DIIV already have two strikes against them. The first is that they’re a band that has arrived too late, releasing their first album two full years after the Great Dream Pop Revival of 2010. The second is that they sound almost distressingly similar to Wild Nothing and Real Estate, architects of the aforementioned Dream Pop Revival. But Oshin overcomes these early hurdles (as well as the band’s penchant for intentional misspellings) with the sheer force of its appeal. Though they’re the thousandth band to peddle this brand of coastal New Wave indie pop, Oshin raises the bar for the genre. The album first recalls The Cure at their “Friday I’m in Love” most upbeat, before taking a deliciously dark turn and conjuring shades of Bauhaus. A treat, through and through. Remember to check them out live when they play Eclectic on Oct. 11th!


The Ty Segall Band – Slaughterhouse


Ty Segall wants to keep you on your toes. Just when we thought we had his trajectory pegged—2011’s Goodbye Bread found the garage-rock purist actually crooning, and further moves towards the pop center seemed inevitable—he surprises us with a release that’s far darker and dirtier than anything Goodbye Bread could have imagined. The ever-prolific Segall (a compilation album entitled Singles 2007-2010 features a staggering twenty-four tracks) has the amazing ability to deluge the market and yet maintain every inch of his charm. He’s impossible to resist.


Ariel Pink’s Haunted Graffiti – Mature Themes



Ariel Pink definitely isn’t for everyone. While I’m a subscriber to the “eccentric genius” school of thought surrounding him, I totally respect those who think, “Who is this dude, what’s he on, and why hasn’t he taken a shower?” Pink is, after all, the guy who stood onstage at Coachella refusing to sing as his band played on without him, entirely unfazed.

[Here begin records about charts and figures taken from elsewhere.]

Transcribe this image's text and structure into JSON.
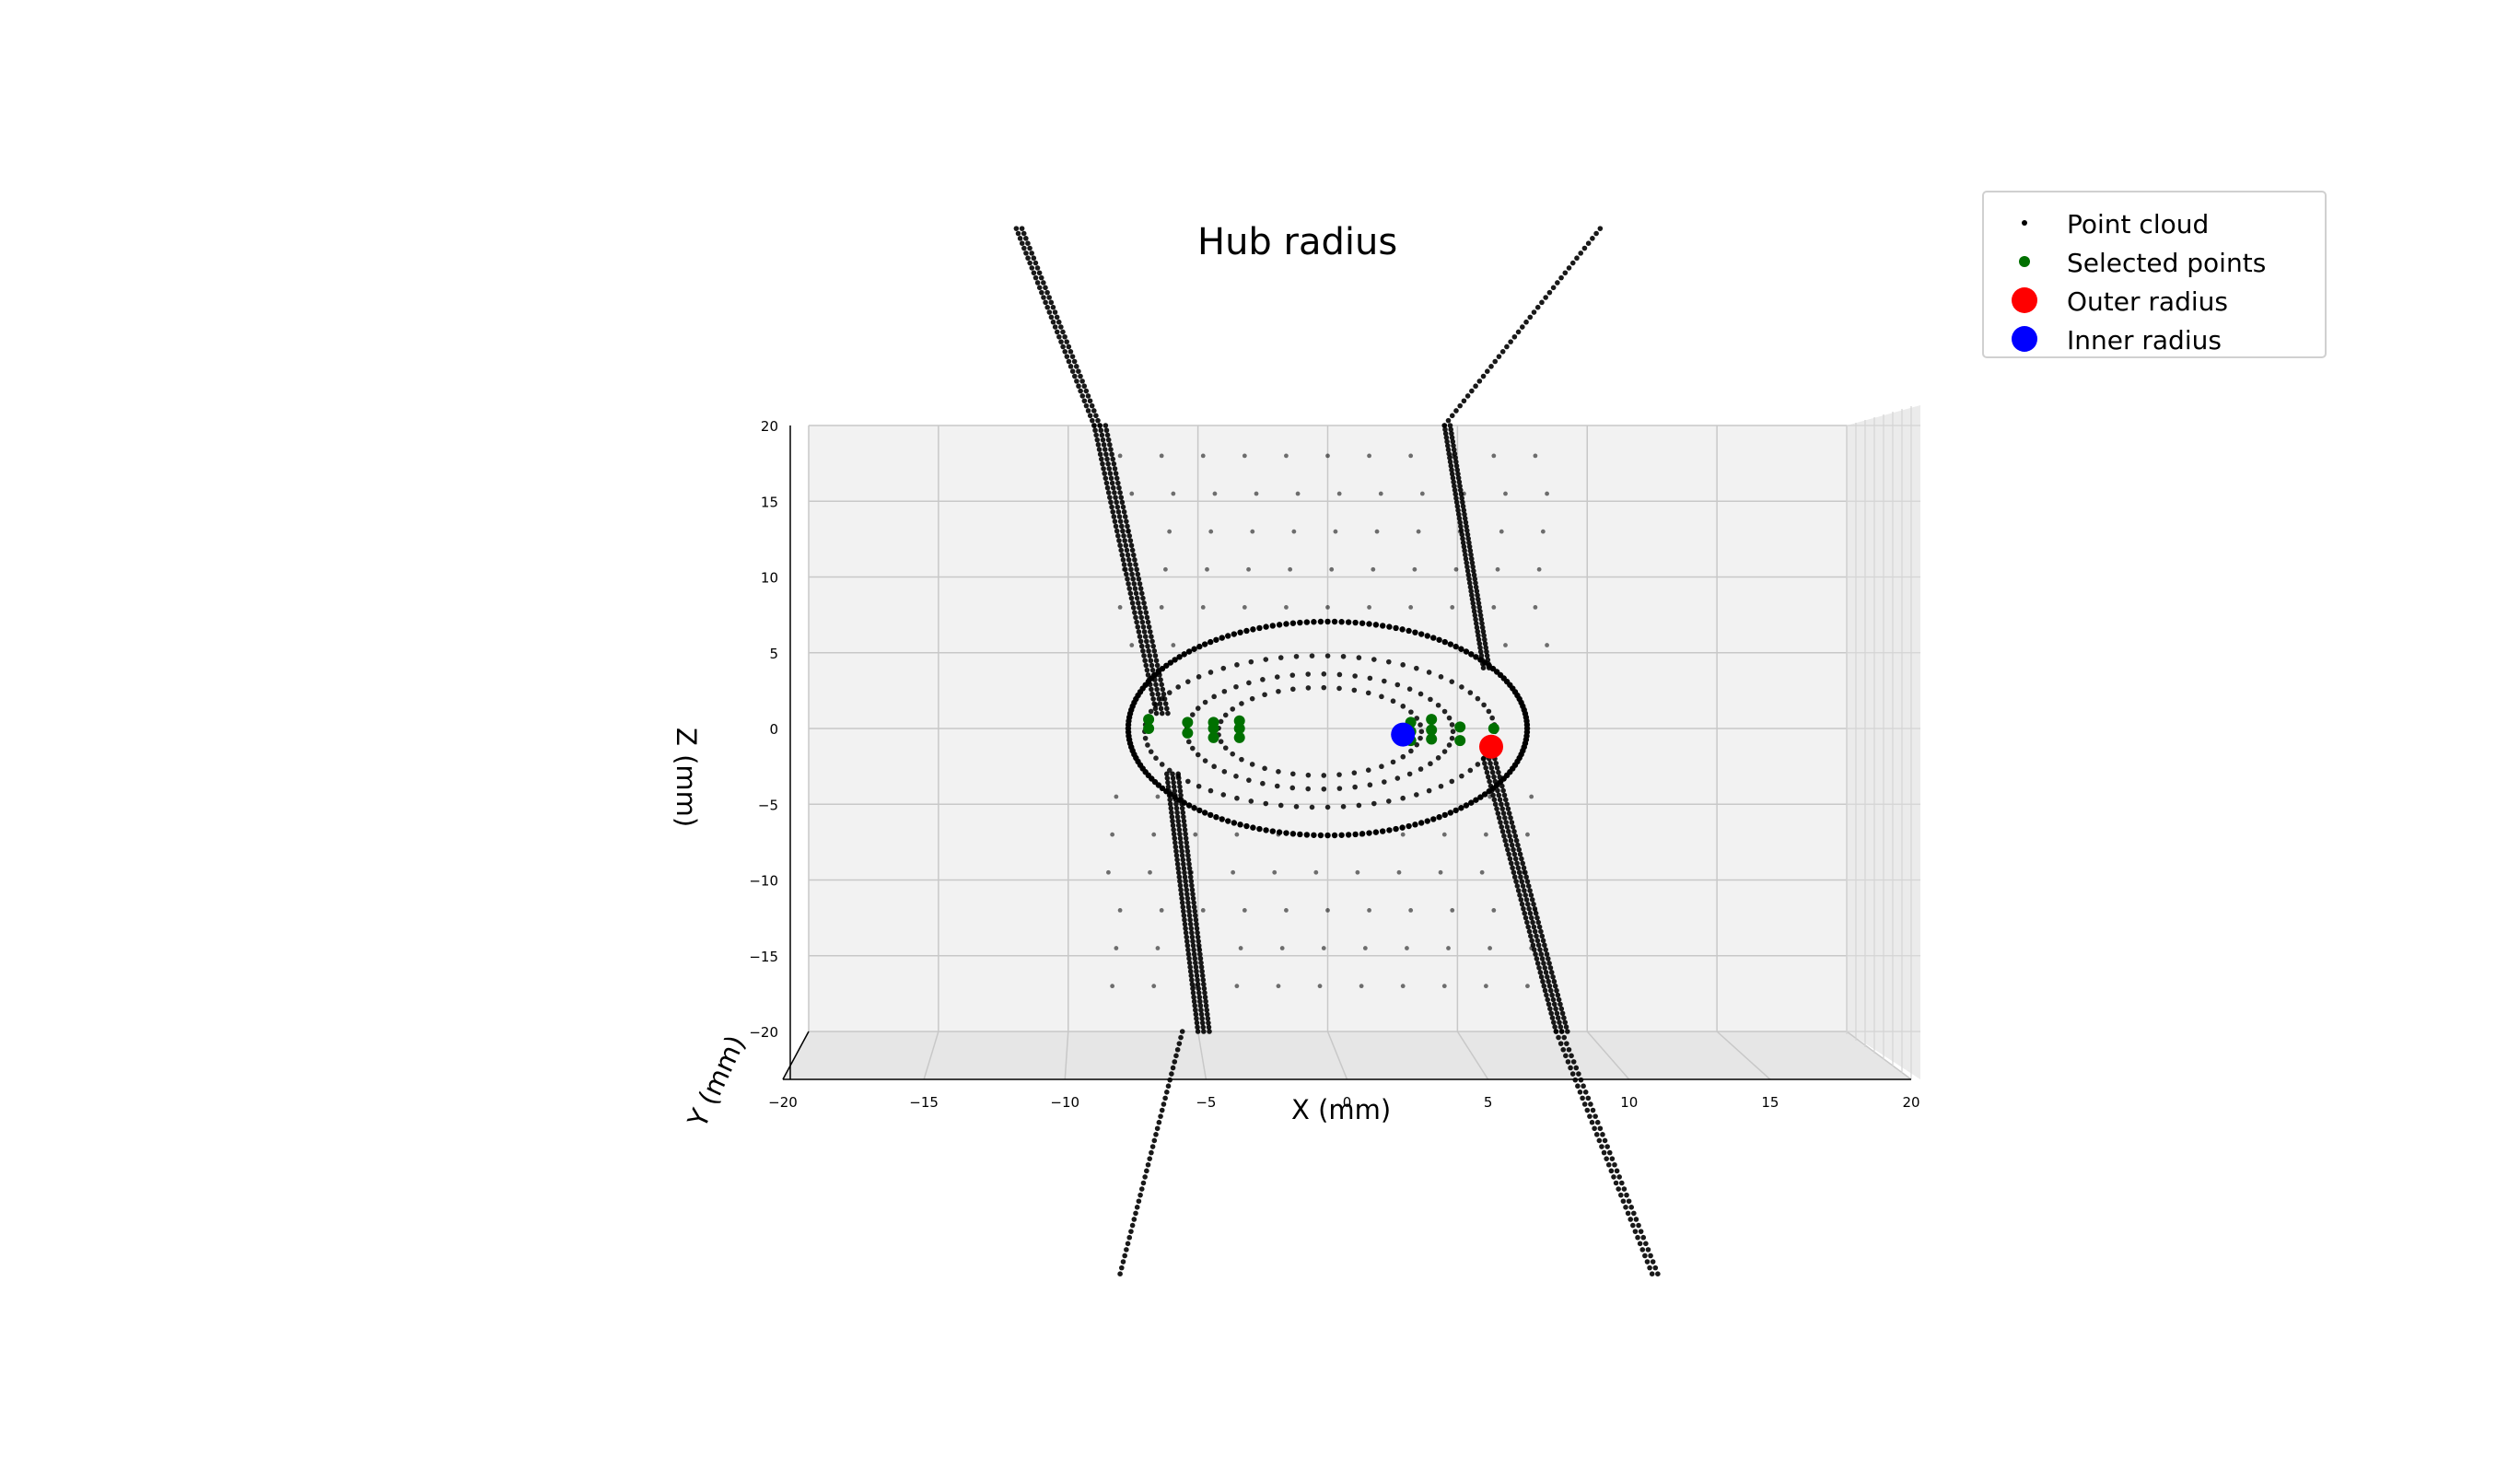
{
  "chart_data": {
    "type": "scatter",
    "title": "Hub radius",
    "xlabel": "X (mm)",
    "ylabel": "Y (mm)",
    "zlabel": "Z (mm)",
    "xlim": [
      -20,
      20
    ],
    "zlim": [
      -20,
      20
    ],
    "view": "3d, viewed along Y axis (front view)",
    "grid": true,
    "legend_position": "top-right",
    "x_ticks": [
      "−20",
      "−15",
      "−10",
      "−5",
      "0",
      "5",
      "10",
      "15",
      "20"
    ],
    "z_ticks": [
      "20",
      "15",
      "10",
      "5",
      "0",
      "−5",
      "−10",
      "−15",
      "−20"
    ],
    "series": [
      {
        "name": "Point cloud",
        "color": "#000000",
        "marker": "small dot",
        "description_points": {
          "outer_hub_circle_radius": 6.3,
          "inner_rings_radii": [
            5.0,
            3.8,
            2.9
          ],
          "left_strand_x_at_z20": -9.0,
          "left_strand_x_at_z_minus20": -5.5,
          "right_strand_x_at_z20": 4.5,
          "right_strand_x_at_z_minus20": 8.8
        }
      },
      {
        "name": "Selected points",
        "color": "#007000",
        "marker": "dot",
        "points": [
          {
            "x": -6.9,
            "z": 0.6
          },
          {
            "x": -6.9,
            "z": 0.0
          },
          {
            "x": -5.4,
            "z": 0.4
          },
          {
            "x": -5.4,
            "z": -0.3
          },
          {
            "x": -4.4,
            "z": 0.4
          },
          {
            "x": -4.4,
            "z": 0.0
          },
          {
            "x": -4.4,
            "z": -0.6
          },
          {
            "x": -3.4,
            "z": 0.5
          },
          {
            "x": -3.4,
            "z": 0.0
          },
          {
            "x": -3.4,
            "z": -0.6
          },
          {
            "x": 3.2,
            "z": 0.4
          },
          {
            "x": 3.2,
            "z": -0.2
          },
          {
            "x": 3.2,
            "z": -0.8
          },
          {
            "x": 4.0,
            "z": 0.6
          },
          {
            "x": 4.0,
            "z": -0.1
          },
          {
            "x": 4.0,
            "z": -0.7
          },
          {
            "x": 5.1,
            "z": 0.1
          },
          {
            "x": 5.1,
            "z": -0.8
          },
          {
            "x": 6.4,
            "z": 0.0
          },
          {
            "x": 6.4,
            "z": -1.0
          }
        ]
      },
      {
        "name": "Outer radius",
        "color": "#ff0000",
        "marker": "large dot",
        "points": [
          {
            "x": 6.3,
            "z": -1.2
          }
        ]
      },
      {
        "name": "Inner radius",
        "color": "#0000ff",
        "marker": "large dot",
        "points": [
          {
            "x": 2.9,
            "z": -0.4
          }
        ]
      }
    ]
  }
}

But one thing is undeniable: Pink is a talented (and very prolific) songwriter. On Mature Themes, his ninth album in ten years, his love for corrupted ’70s pop is as obvious as ever. In terms of accessibility, however, the work is a step backwards from 2010’s Before Today, recapturing the famous lo-fi sound of his early releases. His signature humor is back as well, as evidenced by mid-album oddity “Schnitzel Boogie.” The standout track is closer “Baby,” a cover of a mostly forgotten 1979 song by an Osmonds-style brother band. It’s beautifully tender. But be warned—this album isn’t for those who don’t want to hear a grown man sing an entire song about schnitzel.


Fiona Apple – The Idler Wheel…


If you missed the return of Fiona Apple, you must have spent the summer under a very big rock. Her new release, whose full title is The Idler Wheel is Wiser Than the Driver of the Screw and Whipping Chords Will Serve You More Than Ropes Will Ever Do (phew) is an entirely acoustic effort that’s achingly honest. She slides effortlessly between genres, incorporating jazz vocals and world-music percussion in a way that’s always pleasantly surprising and never feels forced. And though it’s the highly-anticipated fourth album of an incredibly well-established artist whose fans are legion, The Idler Wheel isn’t only for the initiated. It was the first Fiona Apple album I’ve ever listened to, and it served as a great introduction to her back catalogue.


The Tallest Man on Earth – There’s No Leaving Now


It’s impossible to dislike Kristian Matsson, AKA the Tallest Man on Earth. His music is just too pretty, too appealing to the secret folkie in all of us. His third LP finds Matsson transitioning. The songs are still instantly recognizable as his—who could miss that choked, nasal voice that’s inspired a thousand Dylan comparisons—but There’s No Leaving Now is far more expansive than his earlier efforts, incorporating broader instrumentation and a backing band. It’s a big change for an artist who occasionally sounded like a bedroom musician, but as always, Matsson pulls it off with easy grace.